Lenin went on to argue that the people who would have to bring "socialist consciousness" to the working class "from without" would be "professional revolutionaries", drawn at first mainly from the ranks of the bourgeois intelligentsia. In fact he argued that the Russian Social Democratic Party should be such an "organisation of professional revolutionaries", acting as the vanguard of the working class. The task of this vanguard party to be composed of professional revolutionaries under strict central control was to "lead" the working class, offering them slogans to follow and struggle for. It is the very antithesis of Marx's theory of working class self-emancipation.

The Bolshevik Coup

The implication of Marx's theory of working class self-emancipation is that the immense majority of the working class must be consciously involved in the socialist revolution against capitalism. "The proletarian movement is the self-conscious, independent movement of the immense majority in the interest of the immense majority".

The Bolshevik coup in November, 1917, carried out under the guise of protecting the rights of the Congress of Soviets, did not enjoy conscious majority support, at least not for socialism, though their slogan "Peace, Bread and Land" was widely popular. For instance, elections to the Constituent Assembly, held after the Bolshevik coup and so under Bolshevik government, gave them only about 25 per cent of the votes.

John Reed, a sympathetic American journalist, whose famous account of the Bolshevik coup, Ten Days That Shook The World, was commended in a foreword by Lenin, quotes Lenin as replying to this kind of criticism in a speech he made to the Congress of Peasants' Soviets on 27 November, 1917:

"If Socialism can only be realized when the intellectual development of all the people permits it, then we shall not see Socialism for at least five hundred years . . . The Socialist political party - this is the vanguard of the working class; it must not allow itself to be halted by the lack of education of the mass average, but it must lead the masses, using the Soviets as organs of revolutionary initiative…" (Reed's emphasis and omissions, Modern Library edition, 1960, p.15).

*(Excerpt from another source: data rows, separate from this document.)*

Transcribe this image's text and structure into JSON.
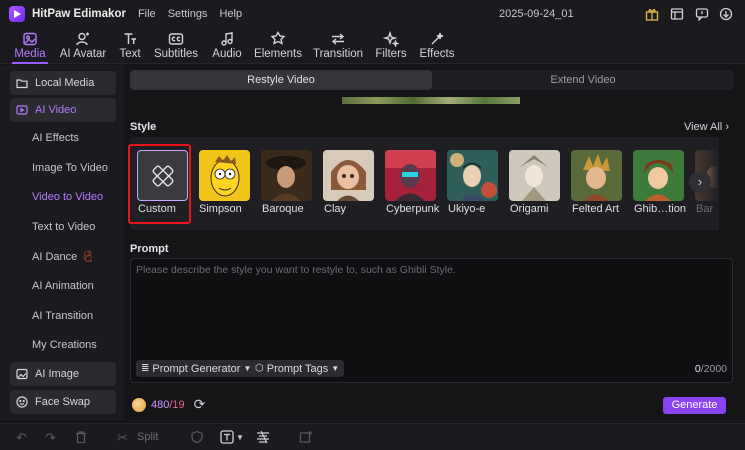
{
  "app": {
    "name": "HitPaw Edimakor",
    "project": "2025-09-24_01"
  },
  "menu": [
    "File",
    "Settings",
    "Help"
  ],
  "title_icons": [
    "gift-icon",
    "layout-icon",
    "message-icon",
    "download-icon"
  ],
  "toolbar": {
    "items": [
      {
        "label": "Media",
        "icon": "media-icon",
        "active": true
      },
      {
        "label": "AI Avatar",
        "icon": "avatar-icon"
      },
      {
        "label": "Text",
        "icon": "text-icon"
      },
      {
        "label": "Subtitles",
        "icon": "subtitles-icon"
      },
      {
        "label": "Audio",
        "icon": "audio-icon"
      },
      {
        "label": "Elements",
        "icon": "elements-icon"
      },
      {
        "label": "Transition",
        "icon": "transition-icon"
      },
      {
        "label": "Filters",
        "icon": "filters-icon"
      },
      {
        "label": "Effects",
        "icon": "effects-icon"
      }
    ]
  },
  "sidebar": {
    "local_media": "Local Media",
    "ai_video": "AI Video",
    "sub": [
      "AI Effects",
      "Image To Video",
      "Video to Video",
      "Text to Video",
      "AI Dance",
      "AI Animation",
      "AI Transition",
      "My Creations"
    ],
    "ai_image": "AI Image",
    "face_swap": "Face Swap"
  },
  "tabs": [
    "Restyle Video",
    "Extend Video"
  ],
  "style": {
    "title": "Style",
    "view_all": "View All",
    "cards": [
      {
        "label": "Custom",
        "color": "#3a3a40"
      },
      {
        "label": "Simpson",
        "color": "#f2c81c"
      },
      {
        "label": "Baroque",
        "color": "#6e4a2c"
      },
      {
        "label": "Clay",
        "color": "#c9a58a"
      },
      {
        "label": "Cyberpunk",
        "color": "#b8263a"
      },
      {
        "label": "Ukiyo-e",
        "color": "#3f6f6a"
      },
      {
        "label": "Origami",
        "color": "#d9d2c6"
      },
      {
        "label": "Felted Art",
        "color": "#7a6a3c"
      },
      {
        "label": "Ghib…tion",
        "color": "#3e7a3c"
      },
      {
        "label": "Bar",
        "color": "#5a4a3a"
      }
    ]
  },
  "prompt": {
    "title": "Prompt",
    "placeholder": "Please describe the style you want to restyle to, such as Ghibli Style.",
    "generator": "Prompt Generator",
    "tags": "Prompt Tags",
    "count": "0",
    "max": "/2000"
  },
  "credits": {
    "available": "480",
    "cost": "/19"
  },
  "generate": "Generate",
  "bottom": {
    "split": "Split"
  }
}
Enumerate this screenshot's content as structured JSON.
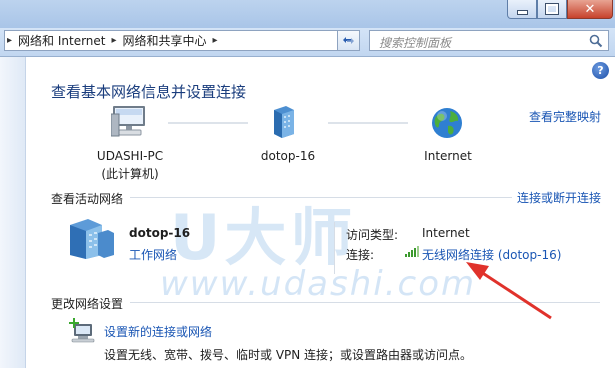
{
  "address_bar": {
    "crumbs": [
      "网络和 Internet",
      "网络和共享中心"
    ]
  },
  "search": {
    "placeholder": "搜索控制面板"
  },
  "help_label": "?",
  "page_title": "查看基本网络信息并设置连接",
  "view_full_map": "查看完整映射",
  "network_map": {
    "computer": {
      "name": "UDASHI-PC",
      "sub": "(此计算机)"
    },
    "network": {
      "name": "dotop-16"
    },
    "internet": {
      "name": "Internet"
    }
  },
  "active_networks": {
    "heading": "查看活动网络",
    "connect_link": "连接或断开连接",
    "network_name": "dotop-16",
    "network_type": "工作网络",
    "access_type_label": "访问类型:",
    "access_type_value": "Internet",
    "connections_label": "连接:",
    "connection_value": "无线网络连接 (dotop-16)"
  },
  "change_settings": {
    "heading": "更改网络设置",
    "task_link": "设置新的连接或网络",
    "task_desc": "设置无线、宽带、拨号、临时或 VPN 连接；或设置路由器或访问点。"
  },
  "watermark": {
    "brand": "U大师",
    "url": "www.udashi.com"
  },
  "colors": {
    "link": "#1a56b4",
    "title": "#1a3d7d",
    "arrow": "#e0322b"
  }
}
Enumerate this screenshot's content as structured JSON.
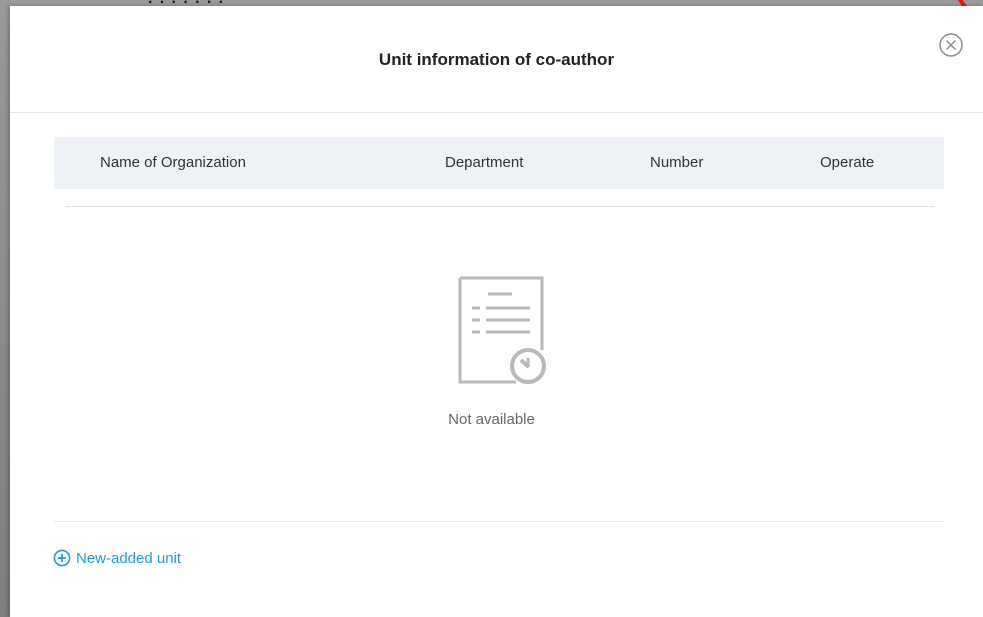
{
  "background": {
    "fragment_text": "· · · · · · ·"
  },
  "dialog": {
    "title": "Unit information of co-author",
    "close_icon": "close-circle-icon"
  },
  "table": {
    "columns": [
      "Name of Organization",
      "Department",
      "Number",
      "Operate"
    ],
    "rows": []
  },
  "empty_state": {
    "icon": "empty-document-icon",
    "text": "Not available"
  },
  "actions": {
    "add_unit_icon": "plus-circle-icon",
    "add_unit_label": "New-added unit"
  },
  "colors": {
    "accent": "#1f9ae0",
    "header_bg": "#eef2f6",
    "alert_mark": "#e01818"
  }
}
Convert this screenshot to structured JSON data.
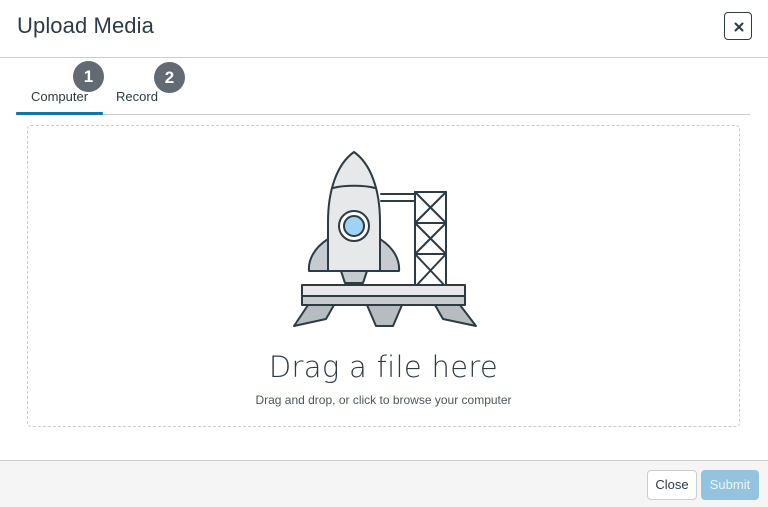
{
  "modal": {
    "title": "Upload Media",
    "close_icon": "close-x-icon"
  },
  "tabs": [
    {
      "label": "Computer",
      "selected": true
    },
    {
      "label": "Record",
      "selected": false
    }
  ],
  "step_badges": [
    "1",
    "2"
  ],
  "dropzone": {
    "illustration": "rocket-launchpad-icon",
    "title": "Drag a file here",
    "hint": "Drag and drop, or click to browse your computer"
  },
  "footer": {
    "close_label": "Close",
    "submit_label": "Submit",
    "submit_disabled": true
  },
  "colors": {
    "accent": "#0e76a8",
    "text": "#2d3b45",
    "badge": "#626a73",
    "submit_disabled_bg": "#93c3de",
    "rocket_window": "#9fd2f3"
  }
}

Compare this with a passage from the utopian communist, Weitling: "to want to wait . . . until all are suitably enlightened would be to abandon the thing altogether!" Not, of course, that it is a question of "all" the workers needing to be socialists before there can be Socialism. Marx, in rejecting the view that Socialism could be established by some enlightened minority, was merely saying that a sufficient majority of workers would have to be socialists.

Lenin's Legacy

Having seized power before the working class (and, even less, the 80 per cent peasant majority of the population) had prepared themselves for Socialism, all the Bolshevik government could do, as Lenin himself openly admitted, was to establish state capitalism in Russia. Which is what they did, while at the same time imposing their own dictatorship over the working class.

Contempt for the intellectual abilities of the working class led to the claim that the vanguard party should rule on their behalf, even against their will. Lenin's theory of the vanguard party became enshrined as a principle of government ("the leading role of the Party") which has served to justify what has proved to be the world's longest-lasting political dictatorship.

The self-emancipation of the working class, as advocated by Marx, remains on the agenda.